While the admissions office is still counting the applications for regular decision into the University, we’ve received the numbers for early decision. 3,110 students applied, an increase of 3 percent from last year’s 3,015 applicants, according to a report released by the undergraduate admissions office. This year, 1,139 applicants were offered admission, with an acceptance rate of 36.6 percent, down from 38.9 percent two years ago but the same rate as last year.
Update: We received updated numbers, which can be found in this new blog post.
A pdf of the one-page report from the admissions office is provided at the bottom of this page. We hope to have regular decision numbers within a few days. It’ll probably be no surprise at all to anyone that Cornell’s acceptance rate continues to drop; but is that a factor of Cornell’s increasing popularity, or just an indication that there are more people who want to get into college and everyone is feeling the crunch?
Interestingly, the report also noted that 53 percent of accepted students were male, while 47 percent were female. While the national trend has been leaning toward more women on college campuses—42 percent of students in the US are men according to one report in 2006 by the New York Times—Cornell’s ratio of men to women has held steadily equal for a significant number of years. The class of 2011 had 48 percent women and 52 percent men upon matriculation. So why the huge gap in admissions? The Sun reported that the 2006 issue of the report released by Cornell’s Institutional Research and Planning Division shows that the proportion of women enrolled in the College of Human Ecology is 75 percent, while female enrollment in the College of Engineering is 28 percent. Cornell’s excuse at the time seems to be that since we offer such a large variety of programs, it’s hard to say what kind of people we’ll attract. If we are consistently attracting and bringing in many more male students than female students, unlike the general trend in American higher education, does that not sound an alarm?

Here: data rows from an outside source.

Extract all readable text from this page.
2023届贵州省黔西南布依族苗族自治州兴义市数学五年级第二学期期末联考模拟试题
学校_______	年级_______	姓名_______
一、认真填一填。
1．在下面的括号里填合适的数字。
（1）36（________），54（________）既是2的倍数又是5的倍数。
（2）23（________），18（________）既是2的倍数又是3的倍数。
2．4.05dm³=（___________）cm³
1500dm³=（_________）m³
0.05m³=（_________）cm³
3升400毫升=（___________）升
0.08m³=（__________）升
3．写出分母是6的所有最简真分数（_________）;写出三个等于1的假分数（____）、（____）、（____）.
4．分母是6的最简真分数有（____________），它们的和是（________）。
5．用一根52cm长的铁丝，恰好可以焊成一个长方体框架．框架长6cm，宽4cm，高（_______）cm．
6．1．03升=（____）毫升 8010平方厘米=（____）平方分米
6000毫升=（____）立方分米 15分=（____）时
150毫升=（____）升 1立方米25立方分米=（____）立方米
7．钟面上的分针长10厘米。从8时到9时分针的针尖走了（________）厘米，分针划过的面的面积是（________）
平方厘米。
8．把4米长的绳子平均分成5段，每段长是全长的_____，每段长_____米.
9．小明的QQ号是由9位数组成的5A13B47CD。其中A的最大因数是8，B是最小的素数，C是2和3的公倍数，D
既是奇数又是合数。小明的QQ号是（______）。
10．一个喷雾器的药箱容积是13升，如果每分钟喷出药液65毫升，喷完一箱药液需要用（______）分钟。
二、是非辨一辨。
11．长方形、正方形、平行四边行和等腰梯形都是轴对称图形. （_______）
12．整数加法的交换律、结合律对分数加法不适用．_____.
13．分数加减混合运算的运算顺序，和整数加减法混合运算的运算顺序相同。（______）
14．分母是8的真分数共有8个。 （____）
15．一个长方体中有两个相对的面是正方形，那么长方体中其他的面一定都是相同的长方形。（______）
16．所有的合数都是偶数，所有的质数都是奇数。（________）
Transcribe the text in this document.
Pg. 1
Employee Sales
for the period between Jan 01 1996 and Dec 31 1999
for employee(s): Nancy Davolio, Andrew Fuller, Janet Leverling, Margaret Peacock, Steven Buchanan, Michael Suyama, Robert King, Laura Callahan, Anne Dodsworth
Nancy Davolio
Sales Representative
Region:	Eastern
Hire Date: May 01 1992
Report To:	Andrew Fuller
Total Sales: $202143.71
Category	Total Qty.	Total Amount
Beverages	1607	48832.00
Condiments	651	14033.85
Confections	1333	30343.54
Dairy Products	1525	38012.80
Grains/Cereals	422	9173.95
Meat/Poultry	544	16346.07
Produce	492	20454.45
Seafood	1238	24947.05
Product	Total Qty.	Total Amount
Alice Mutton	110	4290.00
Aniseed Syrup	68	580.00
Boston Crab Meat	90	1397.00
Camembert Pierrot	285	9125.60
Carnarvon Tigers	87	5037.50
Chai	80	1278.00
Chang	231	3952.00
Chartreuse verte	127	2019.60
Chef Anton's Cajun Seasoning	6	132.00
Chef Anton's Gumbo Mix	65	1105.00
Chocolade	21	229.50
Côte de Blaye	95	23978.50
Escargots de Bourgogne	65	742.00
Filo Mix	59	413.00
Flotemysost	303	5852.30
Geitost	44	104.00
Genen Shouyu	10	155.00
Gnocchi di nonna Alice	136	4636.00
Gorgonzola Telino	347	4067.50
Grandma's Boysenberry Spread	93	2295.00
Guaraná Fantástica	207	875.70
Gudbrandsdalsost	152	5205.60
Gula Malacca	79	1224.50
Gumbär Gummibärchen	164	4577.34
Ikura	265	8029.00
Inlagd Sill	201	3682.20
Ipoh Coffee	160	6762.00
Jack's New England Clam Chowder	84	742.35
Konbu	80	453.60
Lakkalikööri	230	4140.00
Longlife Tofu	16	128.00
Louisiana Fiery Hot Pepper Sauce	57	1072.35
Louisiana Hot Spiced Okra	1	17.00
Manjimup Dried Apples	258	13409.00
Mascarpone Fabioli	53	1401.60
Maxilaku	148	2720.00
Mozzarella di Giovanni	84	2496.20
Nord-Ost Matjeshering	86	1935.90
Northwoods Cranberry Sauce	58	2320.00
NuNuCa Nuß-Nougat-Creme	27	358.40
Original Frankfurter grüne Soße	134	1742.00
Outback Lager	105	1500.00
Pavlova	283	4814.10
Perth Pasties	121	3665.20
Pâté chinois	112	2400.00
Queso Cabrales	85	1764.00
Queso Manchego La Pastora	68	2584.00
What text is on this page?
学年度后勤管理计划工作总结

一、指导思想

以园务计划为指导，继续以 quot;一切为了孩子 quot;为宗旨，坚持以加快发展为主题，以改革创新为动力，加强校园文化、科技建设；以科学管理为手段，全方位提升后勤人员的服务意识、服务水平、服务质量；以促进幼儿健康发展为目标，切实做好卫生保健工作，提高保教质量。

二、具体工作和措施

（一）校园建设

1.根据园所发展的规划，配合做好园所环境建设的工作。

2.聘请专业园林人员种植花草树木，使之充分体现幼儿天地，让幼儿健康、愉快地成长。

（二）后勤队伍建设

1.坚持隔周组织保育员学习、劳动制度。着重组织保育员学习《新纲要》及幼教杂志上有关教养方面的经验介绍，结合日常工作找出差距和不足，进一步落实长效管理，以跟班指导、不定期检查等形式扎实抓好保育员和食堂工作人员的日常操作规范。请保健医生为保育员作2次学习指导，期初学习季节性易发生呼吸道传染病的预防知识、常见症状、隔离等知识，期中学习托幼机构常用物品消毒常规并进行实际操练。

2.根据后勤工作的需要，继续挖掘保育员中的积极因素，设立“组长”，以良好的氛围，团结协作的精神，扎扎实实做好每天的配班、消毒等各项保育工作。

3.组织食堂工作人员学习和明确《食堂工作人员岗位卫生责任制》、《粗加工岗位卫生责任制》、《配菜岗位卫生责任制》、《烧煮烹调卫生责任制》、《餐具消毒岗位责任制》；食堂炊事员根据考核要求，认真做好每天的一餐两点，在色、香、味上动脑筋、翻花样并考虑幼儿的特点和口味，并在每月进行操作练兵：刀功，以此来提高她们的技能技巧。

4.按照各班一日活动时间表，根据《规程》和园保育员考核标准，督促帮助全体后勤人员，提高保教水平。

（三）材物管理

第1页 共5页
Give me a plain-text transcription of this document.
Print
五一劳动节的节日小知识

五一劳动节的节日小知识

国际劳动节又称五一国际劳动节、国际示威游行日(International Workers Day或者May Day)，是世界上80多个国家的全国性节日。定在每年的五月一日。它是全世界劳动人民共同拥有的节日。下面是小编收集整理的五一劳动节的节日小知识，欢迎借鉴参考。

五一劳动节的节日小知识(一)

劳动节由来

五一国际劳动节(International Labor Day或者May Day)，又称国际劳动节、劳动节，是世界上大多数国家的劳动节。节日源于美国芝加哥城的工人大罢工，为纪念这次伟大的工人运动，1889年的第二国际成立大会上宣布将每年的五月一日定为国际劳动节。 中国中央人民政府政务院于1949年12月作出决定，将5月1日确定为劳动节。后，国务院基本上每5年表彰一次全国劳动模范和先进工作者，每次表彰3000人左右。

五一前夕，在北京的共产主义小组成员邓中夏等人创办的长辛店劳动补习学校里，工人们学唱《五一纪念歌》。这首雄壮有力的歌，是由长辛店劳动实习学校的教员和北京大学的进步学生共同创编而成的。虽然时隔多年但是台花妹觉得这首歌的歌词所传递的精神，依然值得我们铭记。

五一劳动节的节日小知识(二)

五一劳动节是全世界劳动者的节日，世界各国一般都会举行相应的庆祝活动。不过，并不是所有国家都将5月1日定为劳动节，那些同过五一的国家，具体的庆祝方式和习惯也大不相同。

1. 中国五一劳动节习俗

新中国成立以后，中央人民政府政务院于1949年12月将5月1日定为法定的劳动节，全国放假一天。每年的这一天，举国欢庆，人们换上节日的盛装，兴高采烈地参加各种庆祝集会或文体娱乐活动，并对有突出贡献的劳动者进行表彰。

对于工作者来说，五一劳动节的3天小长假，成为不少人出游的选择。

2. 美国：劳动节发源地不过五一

Why would Cornell appeal at face value more easily to males than to females? Shouldn’t a wide variety of programs mean that the gender gap in subjects like engineering would be counterbalanced by female-friendly subjects?
Some of you may remember the controversy over the early application process, particularly when Harvard, and a number of other top-tier schools, announced they would be scrapping the early admissions system starting Fall 2007. Although the administration seriously considered it, Cornell benefits more from its Early Decision admissions program than Harvard. Our early admissions locks in some of the most qualified students, and has typically made up one-third of the entire class. It doesn’t look like it’s going away anytime soon, although it’ll take time to see any benefits the likes of Harvard, Princeton and UVa have garnered from dropping early admissions.
Update: I incorrectly identified that 38.9 percent was the early admissions acceptance rate for the class of 2011. In fact the rate was 36.6 percent for both the class of 2011 as well as the pending class of 2012. Correction appended.